If the solution reached by the Paris Court of Appeal were to be upheld, it would mean that the recognition and enforcement of judgments over the liability of arbitrators would not benefit from the regime provided for by the Brussels I recast regulation (which provides for limited grounds for refusal of enforcement and recognition, and abolishes the necessity to go through exequatur proceedings in the Member State where enforcement is sought).
Where do Arbitrators Provide their Services?
Having concluded that the Brussels I recast regulation was inapplicable, the Paris Court of Appeal had to apply French domestic private international law.
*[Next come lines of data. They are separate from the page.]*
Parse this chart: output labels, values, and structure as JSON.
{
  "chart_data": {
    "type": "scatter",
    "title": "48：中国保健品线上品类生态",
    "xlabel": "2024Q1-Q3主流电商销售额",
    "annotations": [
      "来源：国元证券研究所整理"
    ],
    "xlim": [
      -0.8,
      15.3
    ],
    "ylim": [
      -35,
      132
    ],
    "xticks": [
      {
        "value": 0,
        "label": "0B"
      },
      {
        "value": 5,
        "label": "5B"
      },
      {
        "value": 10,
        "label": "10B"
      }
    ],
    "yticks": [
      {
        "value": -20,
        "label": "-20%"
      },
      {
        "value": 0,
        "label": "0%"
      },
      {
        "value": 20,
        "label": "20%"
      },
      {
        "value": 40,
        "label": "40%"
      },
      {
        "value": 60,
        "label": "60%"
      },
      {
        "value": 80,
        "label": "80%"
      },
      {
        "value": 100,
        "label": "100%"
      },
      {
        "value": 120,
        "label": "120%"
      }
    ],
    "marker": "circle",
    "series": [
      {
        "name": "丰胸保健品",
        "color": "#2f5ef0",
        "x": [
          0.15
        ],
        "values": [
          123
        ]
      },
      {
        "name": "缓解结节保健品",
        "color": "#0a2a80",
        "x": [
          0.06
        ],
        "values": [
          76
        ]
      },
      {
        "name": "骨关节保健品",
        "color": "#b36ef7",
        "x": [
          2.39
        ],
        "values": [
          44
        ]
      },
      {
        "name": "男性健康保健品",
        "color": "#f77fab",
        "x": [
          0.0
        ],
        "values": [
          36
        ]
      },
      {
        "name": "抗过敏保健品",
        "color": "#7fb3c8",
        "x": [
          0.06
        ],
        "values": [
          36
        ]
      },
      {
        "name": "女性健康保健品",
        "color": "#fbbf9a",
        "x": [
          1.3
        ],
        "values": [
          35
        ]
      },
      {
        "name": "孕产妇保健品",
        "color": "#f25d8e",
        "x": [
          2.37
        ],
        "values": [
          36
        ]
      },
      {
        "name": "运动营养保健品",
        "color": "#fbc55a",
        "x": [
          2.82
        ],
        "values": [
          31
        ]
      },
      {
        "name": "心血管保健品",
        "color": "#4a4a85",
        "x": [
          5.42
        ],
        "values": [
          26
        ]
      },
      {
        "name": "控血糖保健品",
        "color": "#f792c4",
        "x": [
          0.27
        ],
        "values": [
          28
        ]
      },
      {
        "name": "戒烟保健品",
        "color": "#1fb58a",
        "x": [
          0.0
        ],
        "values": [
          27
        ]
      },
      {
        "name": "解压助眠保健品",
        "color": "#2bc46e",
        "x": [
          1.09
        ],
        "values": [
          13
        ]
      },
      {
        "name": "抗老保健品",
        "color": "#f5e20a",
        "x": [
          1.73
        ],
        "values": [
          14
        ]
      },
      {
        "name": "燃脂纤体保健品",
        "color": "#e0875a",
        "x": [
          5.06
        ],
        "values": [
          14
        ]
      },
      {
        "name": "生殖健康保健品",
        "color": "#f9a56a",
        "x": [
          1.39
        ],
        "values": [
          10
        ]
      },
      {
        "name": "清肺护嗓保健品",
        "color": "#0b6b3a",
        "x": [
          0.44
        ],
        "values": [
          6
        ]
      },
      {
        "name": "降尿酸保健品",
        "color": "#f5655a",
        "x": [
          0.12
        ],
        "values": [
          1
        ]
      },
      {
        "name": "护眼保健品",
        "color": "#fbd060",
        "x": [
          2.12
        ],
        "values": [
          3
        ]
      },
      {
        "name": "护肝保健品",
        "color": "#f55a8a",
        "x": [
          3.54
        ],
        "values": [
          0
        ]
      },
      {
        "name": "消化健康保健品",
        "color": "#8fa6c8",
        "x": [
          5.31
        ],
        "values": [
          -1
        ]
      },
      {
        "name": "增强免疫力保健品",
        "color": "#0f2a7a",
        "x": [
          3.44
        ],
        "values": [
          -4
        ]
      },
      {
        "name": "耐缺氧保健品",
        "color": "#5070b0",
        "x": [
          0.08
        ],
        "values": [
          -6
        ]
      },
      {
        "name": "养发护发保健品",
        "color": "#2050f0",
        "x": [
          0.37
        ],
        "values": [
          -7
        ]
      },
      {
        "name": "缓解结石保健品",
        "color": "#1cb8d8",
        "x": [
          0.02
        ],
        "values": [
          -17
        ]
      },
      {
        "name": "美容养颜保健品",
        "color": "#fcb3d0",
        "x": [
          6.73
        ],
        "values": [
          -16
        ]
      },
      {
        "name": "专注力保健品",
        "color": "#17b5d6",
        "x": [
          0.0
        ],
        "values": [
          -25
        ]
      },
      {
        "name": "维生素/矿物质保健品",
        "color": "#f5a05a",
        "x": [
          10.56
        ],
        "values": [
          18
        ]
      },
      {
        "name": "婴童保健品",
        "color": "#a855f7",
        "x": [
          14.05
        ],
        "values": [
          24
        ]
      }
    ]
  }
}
In accordance with Article 46 of the French Code of Civil Procedure, the defendant may, in addition to the courts of the domicile of the defendant, seize the courts of the country where the contractual services were performed.
The Court ruled that such place was determined by the seat of the arbitration, on the basis of the below reasoning:
“In international arbitration, unless otherwise agreed by the parties, the State court of the place where the service was provided for the purpose of ruling on an action for liability brought against the arbitrator in the performance of the arbitration contract is the court in whose jurisdiction the seat of the arbitration is located.
Indeed, the arbitrator’s contract is part of the mixed nature of arbitration, contractual by its source and jurisdictional by its purpose, and derives from the arbitration agreement to which it is closely linked.
Thus, an arbitrator’s service consists in the performance of his or her mission to settle the dispute submitted to him or her by the parties and includes the rendering of an award at the seat of the arbitration chosen by the parties or in agreement with them.
There is therefore a need, in view of the particular nature of the arbitrator’s contract, closely linked to the arbitration agreement, to consider that the place of performance of the arbitrator’s services is at the seat, even though the arbitration proceedings and the arbitrators’ deliberation may, by agreement between the parties, have taken place at other places.” (paras. 30-33, free translation)
As the seat of the arbitration was Paris (France), the Paris Court of Appeal held that French courts had international jurisdiction over the claim and quashed the Tribunal judiciaire’s decision.
Favouring the seat of the arbitration as the applicable criterion in order to localise the performance of the arbitrator’s services, rather than a number of factual circumstances (as held by the Tribunal judiciaire), has the benefit of enhancing legal certainty. While it was clear in this case that the all of these factual circumstances pointed to Germany (as the three arbitrators were domiciled in Germany and all the procedural steps took place in Germany in practice), this may be less clear in many international arbitrations where the factual circumstances do not point to a single state. Focusing on the seat, rather than these factual criteria, also appears to be more in line with the parties’ intent in a case, such as the one at hand, where the terms of reference provide that (i) the arbitral tribunal may hold the hearing wherever it deems appropriate without impacting the seat of the arbitration and (ii) awards are deemed to be rendered at the seat.